Oren Cass writes at National Review Online about the problems associated with a proposed Universal Basic Income.
Under a UBI, the federal government would send each American (including children, in some plans) a monthly check of, say, $800 or $1,000 to cover basic needs. A couple would receive $20,000 per year, regardless of other income earned; a family with children would get more. The bloated welfare state? Streamlined! Poverty? Solved! And all of it supposedly paid for by eliminating safety-net programs that would no longer be necessary.
Columnists are intrigued, “data journalists” excited, “explainers” cloyingly enthused. Technologists, certain that their breakthroughs in artificial intelligence and robotics will leave everyone else unemployed, see a UBI as critical to their utopian future; some are even funding a pilot program. But others think the time for a UBI has already arrived. Finland and Canada are experimenting with UBIs, and Switzerland has just held a national referendum on creating one (it was rejected by more than three to one). Andy Stern — the former head of SEIU, America’s largest private-sector labor union — has just published a book arguing for a UBI here. Charles Murray, a prominent scholar on the right, has also made the case for a UBI. Former labor secretary Robert Reich, plugging Stern’s effort, says, “America has no choice.”

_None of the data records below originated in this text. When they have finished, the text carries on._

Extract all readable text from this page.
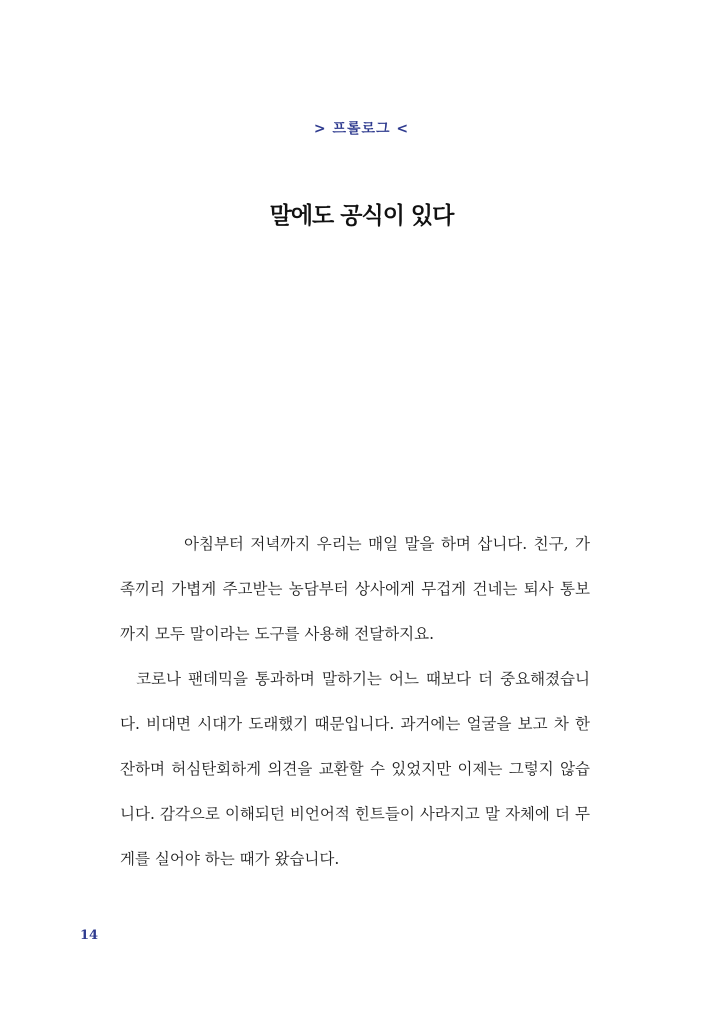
> 프롤로그 <
말에도 공식이 있다

아침부터 저녁까지 우리는 매일 말을 하며 삽니다. 친구, 가족끼리 가볍게 주고받는 농담부터 상사에게 무겁게 건네는 퇴사 통보까지 모두 말이라는 도구를 사용해 전달하지요.

코로나 팬데믹을 통과하며 말하기는 어느 때보다 더 중요해졌습니다. 비대면 시대가 도래했기 때문입니다. 과거에는 얼굴을 보고 차 한잔하며 허심탄회하게 의견을 교환할 수 있었지만 이제는 그렇지 않습니다. 감각으로 이해되던 비언어적 힌트들이 사라지고 말 자체에 더 무게를 실어야 하는 때가 왔습니다.

14
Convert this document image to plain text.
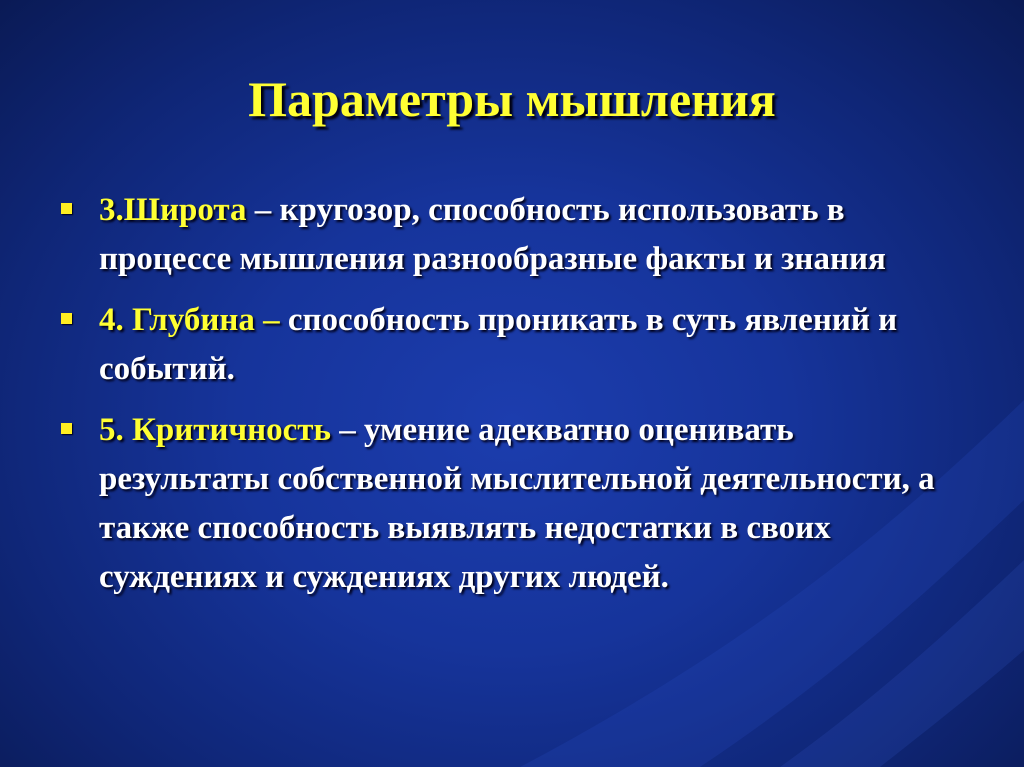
Параметры мышления
3.Широта – кругозор, способность использовать в процессе мышления разнообразные факты и знания
4. Глубина – способность проникать в суть явлений и событий.
5. Критичность – умение адекватно оценивать результаты собственной мыслительной деятельности, а также способность выявлять недостатки в своих суждениях и суждениях других людей.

Actually, we do have a choice — one that goes far beyond safety-net details to reach the very heart of state and society. A UBI would pose severe practical challenges. … But even if it could work, it should be rejected on principle. A UBI would redefine the relationship between individuals, families, communities, and the state by giving government the role of provider. It would make work optional and render self-reliance moot. An underclass dependent on government handouts would no longer be one of society’s greatest challenges but instead would be recast as one of its proudest achievements.